On Friday, Bruce is invited to Stark manor for the second time.
Question: scientifically, how screwed would you be to try to replicate Iron Man's suit?
-Tony
You want to recreate iron man?
-Bruce
Not yet. For now, I wanna make a mini-robot action figure that works the same as Anthony's suit does. Maybe better. How fucked am I?
-Tony
I have an old iron man figure with the anatomy pretty spot on if you're being serious. You could use the sizing as a reference to make your own model, and build up from there. But fair warning: I'm not much of an engineer so if anything spontaneously combusts, don't blame me.
-Bruce
A doll—I would have never thought to use one; that's brilliant! Bring it over my house next chance you get, Bruce.
-Tony
1. It's not a doll. 2. Sure but only if I get second dibs on working on it. I'm a bigger Anthony Marks fan than you anyway, and I need someone to science with.
-Bruce
You just used science as a verb. There is someone other than me who uses science as a verb, hell YES you may help me. But it's going to be pretty technical. Probably boring.
-Tony
How is technical boring?
-Bruce
Tony smiles and shakes his head because what were the odds Banner, of all people, actually spoke science?
It's not. Be over at seven tomorrow?
-Tony
Wouldn't miss it.
-Bruce
Saturday morning, Bruce re-combs his hair once more before leaving for Stark manor. The building seems even bigger than last time, and when he rings the doorbell he swears he can hear it echoing.
After a minute, the door is answered, and it isn't by a maid or Tony or that odd chef that insists Tony likes foreign foods. It's opened by Tony Stark's father.
Now, Bruce shouldn't be as surprised as he is that the owner of the house answered the door, but that logic doesn't stop him from swallowing hard and stammering.
"Mr. Stark, um! Hi. I'm Bruce. Banner, I mean; Bruce Banner. A friend of Tony's. I'm supposed to be coming over right—" Bruce looks at the dollar-store watch on his wrist— "now."

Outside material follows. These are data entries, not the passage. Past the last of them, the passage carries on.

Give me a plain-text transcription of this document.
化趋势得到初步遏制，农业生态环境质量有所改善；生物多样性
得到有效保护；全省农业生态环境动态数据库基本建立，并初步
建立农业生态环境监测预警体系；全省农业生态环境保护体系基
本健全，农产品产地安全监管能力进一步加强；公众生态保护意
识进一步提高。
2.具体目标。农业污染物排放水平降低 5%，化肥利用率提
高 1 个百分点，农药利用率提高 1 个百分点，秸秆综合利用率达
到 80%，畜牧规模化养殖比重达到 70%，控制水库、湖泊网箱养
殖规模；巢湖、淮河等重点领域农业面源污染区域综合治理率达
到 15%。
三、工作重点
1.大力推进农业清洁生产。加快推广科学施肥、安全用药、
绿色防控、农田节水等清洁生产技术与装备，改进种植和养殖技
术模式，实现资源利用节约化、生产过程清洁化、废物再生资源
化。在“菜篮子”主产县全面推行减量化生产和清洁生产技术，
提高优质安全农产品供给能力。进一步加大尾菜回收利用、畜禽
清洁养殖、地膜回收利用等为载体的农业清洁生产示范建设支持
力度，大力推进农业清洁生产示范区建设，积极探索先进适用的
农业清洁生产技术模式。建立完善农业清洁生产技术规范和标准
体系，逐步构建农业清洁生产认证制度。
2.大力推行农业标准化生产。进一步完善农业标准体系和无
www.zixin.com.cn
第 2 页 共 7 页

Howard's face looks exhausted. He isn't smiling or glowing like when he's on the cover of People Magazine or the New York Times. His face is contorted into a frown frown and there are dark circles under his eyes that have clearly been there a few days.

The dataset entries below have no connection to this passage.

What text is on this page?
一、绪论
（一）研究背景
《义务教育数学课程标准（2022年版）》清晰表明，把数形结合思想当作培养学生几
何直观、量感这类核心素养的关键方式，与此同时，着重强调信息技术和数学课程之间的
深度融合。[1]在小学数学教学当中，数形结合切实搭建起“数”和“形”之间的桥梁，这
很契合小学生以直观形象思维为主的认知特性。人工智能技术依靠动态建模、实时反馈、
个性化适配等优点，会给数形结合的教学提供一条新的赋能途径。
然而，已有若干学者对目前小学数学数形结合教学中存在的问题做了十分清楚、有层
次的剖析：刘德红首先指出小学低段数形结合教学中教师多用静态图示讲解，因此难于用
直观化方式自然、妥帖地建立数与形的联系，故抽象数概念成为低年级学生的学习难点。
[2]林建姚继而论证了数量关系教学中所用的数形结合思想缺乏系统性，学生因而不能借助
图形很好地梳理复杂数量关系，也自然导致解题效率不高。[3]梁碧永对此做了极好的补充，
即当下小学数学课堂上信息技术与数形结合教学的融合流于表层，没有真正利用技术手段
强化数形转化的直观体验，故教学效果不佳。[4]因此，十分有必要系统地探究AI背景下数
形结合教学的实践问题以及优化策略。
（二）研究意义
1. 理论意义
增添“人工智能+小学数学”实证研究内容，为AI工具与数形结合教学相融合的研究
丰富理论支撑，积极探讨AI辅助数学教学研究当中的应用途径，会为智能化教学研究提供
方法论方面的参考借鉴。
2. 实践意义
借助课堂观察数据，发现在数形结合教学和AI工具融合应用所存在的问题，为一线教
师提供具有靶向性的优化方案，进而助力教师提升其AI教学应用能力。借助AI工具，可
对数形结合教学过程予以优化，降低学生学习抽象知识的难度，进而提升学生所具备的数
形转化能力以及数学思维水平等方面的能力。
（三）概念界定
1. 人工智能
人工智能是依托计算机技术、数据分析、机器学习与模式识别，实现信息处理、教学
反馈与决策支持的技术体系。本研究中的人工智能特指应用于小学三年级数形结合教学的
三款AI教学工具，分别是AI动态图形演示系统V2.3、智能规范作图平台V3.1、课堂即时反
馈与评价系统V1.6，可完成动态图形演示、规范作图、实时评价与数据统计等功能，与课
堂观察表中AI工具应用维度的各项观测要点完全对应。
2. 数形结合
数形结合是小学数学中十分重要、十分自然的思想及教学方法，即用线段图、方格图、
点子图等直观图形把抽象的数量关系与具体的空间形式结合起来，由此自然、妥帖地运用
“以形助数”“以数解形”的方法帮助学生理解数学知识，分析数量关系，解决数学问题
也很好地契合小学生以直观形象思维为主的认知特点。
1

"Tony can't see people right now."
"Oh, he can't? I mean, not that that isn't perfectly okay. I can come back later or never. Never is cool too; never is great!"
Mr. Stark laughs but it's humorless. "Calm down. I'm glad Tony has a friend his own gender, for once. He just isn't home and won't be for a few days."
Bruce thinks for a minute that Tony was just kidding about the whole them being friends thing and that this was all some elaborate scheme to prank him. But the notion's ridiculous because his life isn't Mean Girls and no one would ever put that much thought into a joke, or into Bruce Banner in general either, he thinks.
"So, where is he, then? Tony, I mean. He didn't tell me he was going anywhere."
"It wasn't planned; he didn't blow you off if that's what you're stammering over."
Bruce is glad to hear that Tony didn't ditch him. He really does want to go sciencing with Stark—the younger one—and, okay, maybe Bruce raised Tony's friend level to 'best' in the last few weeks, but it wasn't like Tony had a lot of competition. Natasha and Clint had just left to spend a semester in Paris on an exchange program, and even if they hadn't, Bruce still would have liked Tony the best.
"Oh, so where is he?" Bruce asks.
Howard pauses a minute before answering: "The hospital. The machine I built to regulate his heart beat and keep his blood circulating malfunctioned, so blood flow slowed and stopped in one of his arteries."
Bruce's mom is a nurse. Bruce knows what can happen when blood doesn't flow right. Fatigue, brain damage, lack of balance, limbs falling off.
Tony really hates hospitals. He hates amnesia and fake-nice nurses and, mostly, he hates that the same doctor who killed his mom is about to try to fix him.